A hero

“James Connolly was a great man!”

I can still hear my Mayo grandmother telling me that.

It was the first time I can recall hearing this man’s name.

A few years later on the 50th anniversary of the Rising I remember seeing a depiction of his execution.

I think it was on the cover of a commemorative long playing record

The painting on the album sleeve showed him strapped to a chair as he proudly faced the British firing squad.

The reality of his death was much more obscene, much more shameful for those who shot him.

It is accepted among historians of the Easter Rising and the aftermath that on May12th 1916 James Connolly was close to death.

His leg wound had gone septic and he was dying from the infection.

As the British army truck bounced along cobbled streets towards Kilmainhaim prison  the officer in charge feared that the Irishman from Edinburgh might die en route to his execution.

As soon as he was carried inside the stonebreaker’s yard at the gaol he was shot without too much ceremony.

They didn’t carry him to the far end where there were sandbags erected and the rest of the signatories of the Proclamation had been executed.

Connolly was the last.

In the fifty years since I sat at my grandmother’s knee in Westport I haven’t acquired many heroes.

It is not a bad strategy because you don’t have the trauma of learning that they weren’t that heroic in the first place.

James Connolly was, and remains, my hero.

He was correct to strike for Ireland in Easter Week.

He made sure that ideas of social justice would be written into the DNA the new Republic along with Pearce’s cultural nationalism.

As a twenty year old I sat in a modest house in Bray and listened to an old lady with a faint Scottish accent tell me about her father.

Nora was determined, even in her advanced years, that the ideas of James Connolly would not be lost.

Here now in the Republic of Direland (a wholly owned subsidiary of the IMF) his warnings, penned before the dawn of the 20th century, of the futility of political independence without economic autonomy appear more prescient with every passing week.

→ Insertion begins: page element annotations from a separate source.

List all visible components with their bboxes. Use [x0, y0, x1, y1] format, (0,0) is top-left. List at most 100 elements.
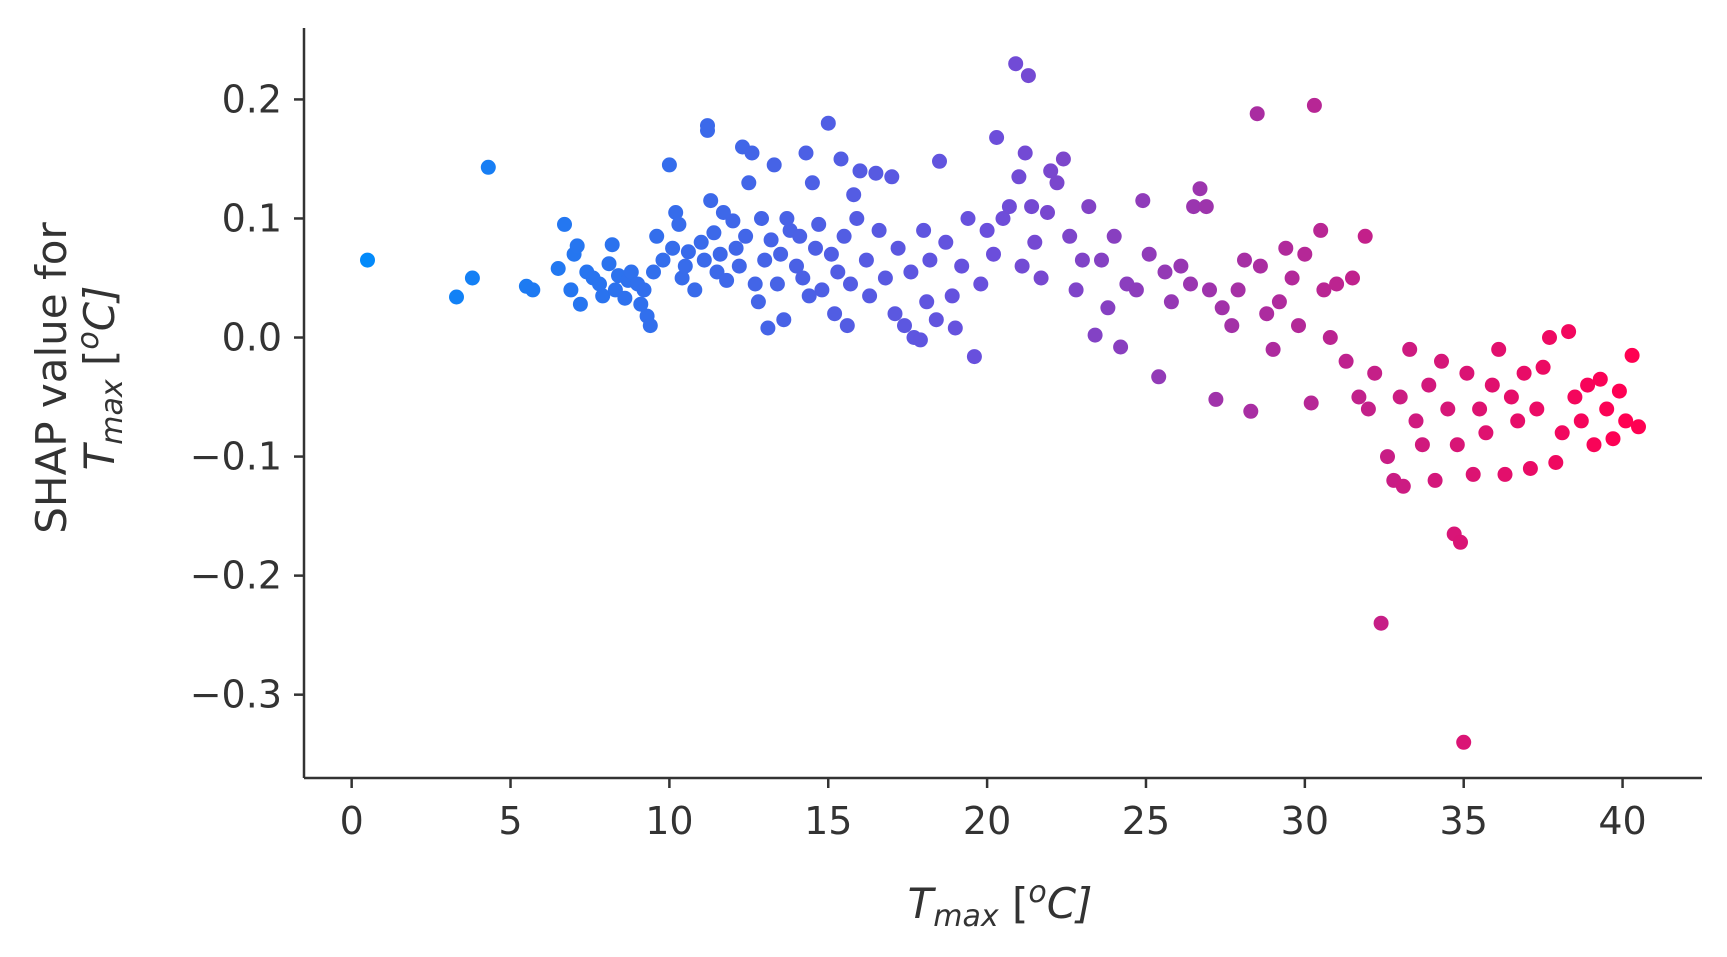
- data-point: [601, 256, 617, 272]
- data-point: [480, 159, 496, 175]
- data-point: [808, 240, 823, 256]
- data-point: [569, 238, 585, 254]
- data-point: [1214, 300, 1230, 316]
- data-point: [1395, 478, 1411, 494]
- data-point: [633, 296, 649, 312]
- x-tick-label: 20: [963, 799, 1011, 843]
- data-point: [846, 187, 862, 203]
- data-point: [1297, 246, 1313, 262]
- data-point: [525, 282, 541, 298]
- data-point: [725, 213, 741, 229]
- data-point: [944, 288, 960, 304]
- data-point: [1186, 199, 1202, 215]
- data-point: [1573, 413, 1589, 429]
- data-point: [1208, 391, 1224, 407]
- data-point: [1542, 330, 1557, 345]
- data-point: [811, 216, 827, 232]
- y-tick-label: 0.1: [222, 196, 282, 240]
- data-point: [912, 332, 928, 348]
- data-point: [757, 252, 773, 268]
- data-point: [604, 237, 620, 253]
- data-point: [1618, 413, 1634, 429]
- data-point: [1252, 258, 1268, 274]
- data-point: [731, 258, 747, 274]
- data-point: [1106, 228, 1122, 244]
- y-axis-title-line-1: SHAP value for: [27, 222, 76, 534]
- data-point: [1249, 106, 1265, 122]
- data-point: [1192, 181, 1208, 197]
- data-point: [1367, 365, 1383, 381]
- data-point: [989, 130, 1005, 145]
- data-point: [1554, 425, 1570, 441]
- data-point: [674, 270, 690, 286]
- data-point: [1529, 401, 1545, 417]
- data-point: [836, 228, 852, 244]
- data-point: [557, 216, 572, 232]
- data-point: [1198, 199, 1214, 215]
- data-point: [595, 288, 611, 304]
- data-point: [1357, 228, 1373, 244]
- data-point: [763, 232, 779, 248]
- data-point: [798, 145, 814, 161]
- data-point: [986, 246, 1001, 262]
- data-point: [1173, 258, 1189, 274]
- data-point: [1062, 228, 1078, 244]
- y-tick-label: 0.2: [222, 77, 282, 121]
- data-point: [966, 349, 982, 365]
- data-point: [1243, 403, 1259, 419]
- data-point: [741, 175, 757, 191]
- data-point: [903, 264, 919, 280]
- data-point: [919, 294, 935, 310]
- data-point: [1459, 365, 1475, 381]
- data-point: [1027, 234, 1043, 250]
- y-axis-title: SHAP value for Tmax [oC]: [27, 222, 130, 534]
- data-point: [665, 240, 681, 256]
- data-point: [1008, 56, 1024, 72]
- x-tick-label: 10: [645, 799, 693, 843]
- data-point: [922, 252, 938, 268]
- data-point: [719, 272, 735, 288]
- data-point: [661, 157, 677, 173]
- data-point: [636, 282, 652, 298]
- data-point: [1230, 282, 1246, 298]
- data-point: [858, 252, 874, 268]
- data-point: [833, 151, 849, 167]
- x-tick-label: 30: [1281, 799, 1329, 843]
- data-point: [706, 225, 722, 241]
- data-point: [868, 165, 884, 181]
- y-tick-label: 0.0: [222, 316, 282, 360]
- data-point: [932, 153, 947, 169]
- data-point: [464, 270, 480, 286]
- y-tick-label: −0.1: [190, 435, 282, 479]
- data-point: [884, 169, 900, 185]
- data-point: [1043, 163, 1059, 179]
- data-point: [1329, 276, 1345, 292]
- data-point: [890, 240, 906, 256]
- data-point: [1040, 205, 1055, 220]
- data-point: [592, 276, 607, 292]
- data-point: [449, 289, 464, 305]
- data-point: [792, 228, 808, 244]
- points-layer: [360, 56, 1646, 750]
- data-point: [1484, 377, 1500, 393]
- data-point: [1631, 419, 1646, 435]
- data-point: [1100, 300, 1116, 316]
- data-point: [623, 264, 639, 280]
- data-point: [839, 318, 855, 334]
- x-tick-label: 5: [498, 799, 522, 843]
- data-point: [1135, 193, 1151, 209]
- data-point: [852, 163, 868, 179]
- data-point: [693, 234, 709, 250]
- data-point: [827, 306, 843, 322]
- data-point: [1157, 264, 1173, 280]
- data-point: [563, 282, 579, 298]
- data-point: [801, 288, 817, 304]
- data-point: [804, 175, 820, 191]
- data-point: [1306, 97, 1322, 113]
- data-point: [1380, 449, 1395, 465]
- data-point: [1113, 339, 1129, 355]
- data-point: [1491, 341, 1507, 357]
- data-point: [712, 246, 728, 262]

“If you remove the English army tomorrow and hoist the green flag over Dublin Castle, unless you set about the organization of the Socialist Republic your efforts would be in vain. England would still rule you. She would rule you through her capitalists, through her landlords, through her financiers, through the whole array of commercial and individualist institutions she has planted in this country and watered with the tears of our mothers and the blood of our martyrs.”

[Shan Van Vocht (socialist newspaper) January, 1897]

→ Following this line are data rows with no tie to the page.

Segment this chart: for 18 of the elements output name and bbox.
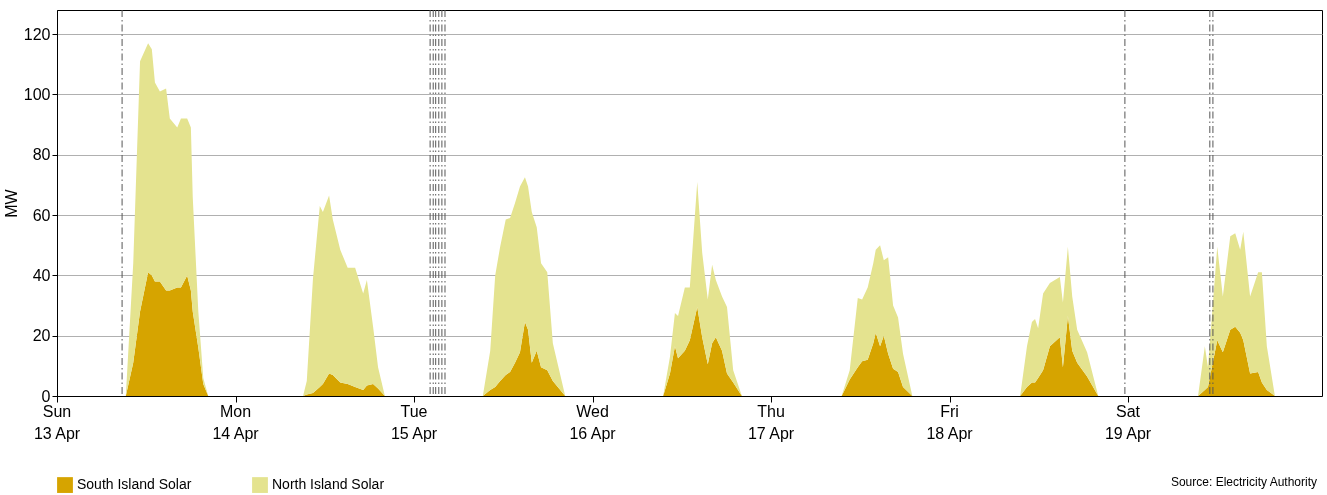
x-tick-label: Wed 16 Apr: [569, 403, 617, 442]
x-tick-label: Tue 15 Apr: [390, 403, 438, 442]
legend-label: South Island Solar: [77, 476, 192, 493]
y-tick-label: 120: [23, 25, 51, 43]
y-tick-label: 100: [23, 85, 51, 103]
y-tick-label: 0: [41, 387, 51, 405]
y-tick-label: 20: [32, 327, 51, 345]
x-tick-label: Fri 18 Apr: [926, 403, 974, 442]
x-tick-label: Sun 13 Apr: [33, 403, 81, 442]
legend-label: North Island Solar: [272, 476, 385, 493]
source-note: Source: Electricity Authority: [1170, 475, 1317, 489]
y-tick-label: 40: [32, 266, 51, 284]
y-tick-label: 80: [32, 146, 51, 164]
x-tick-label: Thu 17 Apr: [747, 403, 795, 442]
x-tick-label: Mon 14 Apr: [212, 403, 260, 442]
y-axis-title: MW: [2, 188, 20, 218]
x-tick-label: Sat 19 Apr: [1104, 403, 1152, 442]
y-tick-label: 60: [32, 206, 51, 224]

Like many Marxists of his generation he discounted the importance of culture.

Had he lived there would have been a fascinating comradely debate to be had between the Irishman from Edinburgh and Antonio Gramsci.

James Connolly scoffed at those who signed the Ulster Covenant telling him that their children would laugh at it.

They didn’t.

He totally underestimated the ability of a toxic belief system to lure the organised working class of Belfast into a fascist subculture and hold it there for generations.

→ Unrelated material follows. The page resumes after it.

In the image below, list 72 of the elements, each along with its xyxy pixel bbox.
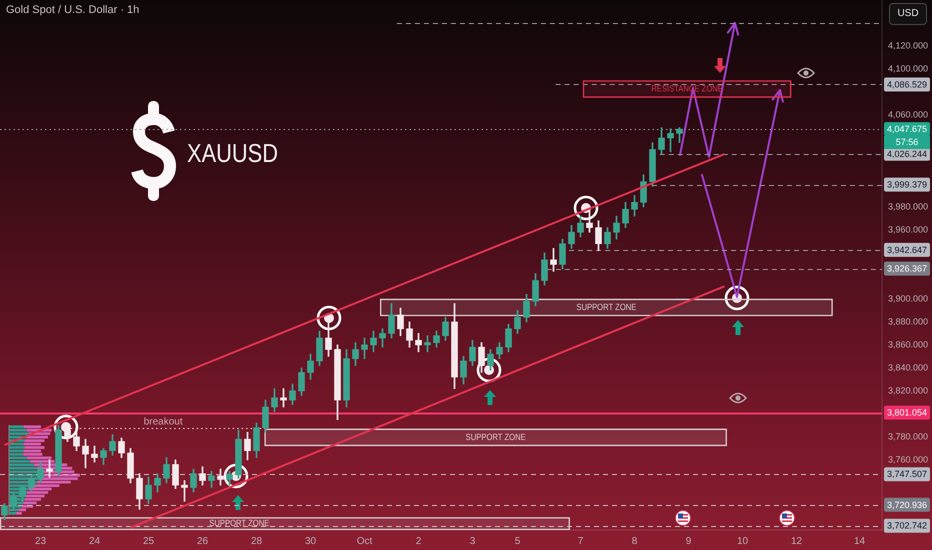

With the “material base” of the shipyards largely gone the strutting xenophobia of Carson and Craigavon lives on in an underclass that worships Johnny Adair.

We can only judge people by the mores of the day.

By any objective criteria Connolly was head and shoulders above many of his contemporaries in terms of his vision and his courage.

“We are going out to be slaughtered” he told William O’Brien on the morning of the Rising.

Unlike the polo playing butchers of the Somme, General James Connolly was in the thick of the action from the start.

Early on in Easter Week he was wounded outside the GPO as he checked on barricades.

Bedbound with a leg wound that turned gangrenous he ordered that he be carried out into the middle of the building as the British shells smashed the building.

Even in his weakened state he wanted to be among the volunteers so that he could lead them, General Melchett he wasn’t.

He started to sing the “soldier’s song” in order to rouse the spirits of his men.

The entire beleaguered garrison belted out the words of the song that would be later translated into Irish and become the national anthem of the Irish state.

[Note for historical illiterates: The words “God bless the Pope” did not figure in any version of the soldier’s song.]

In his last meeting with his wife Lily he told her that people would probably forget that he was an Irishman.

For the great internationalist and syndicalist it was still important to him that his people remembered that he was one of their own.

We have not forgotten.

James Connolly was a great Irishman.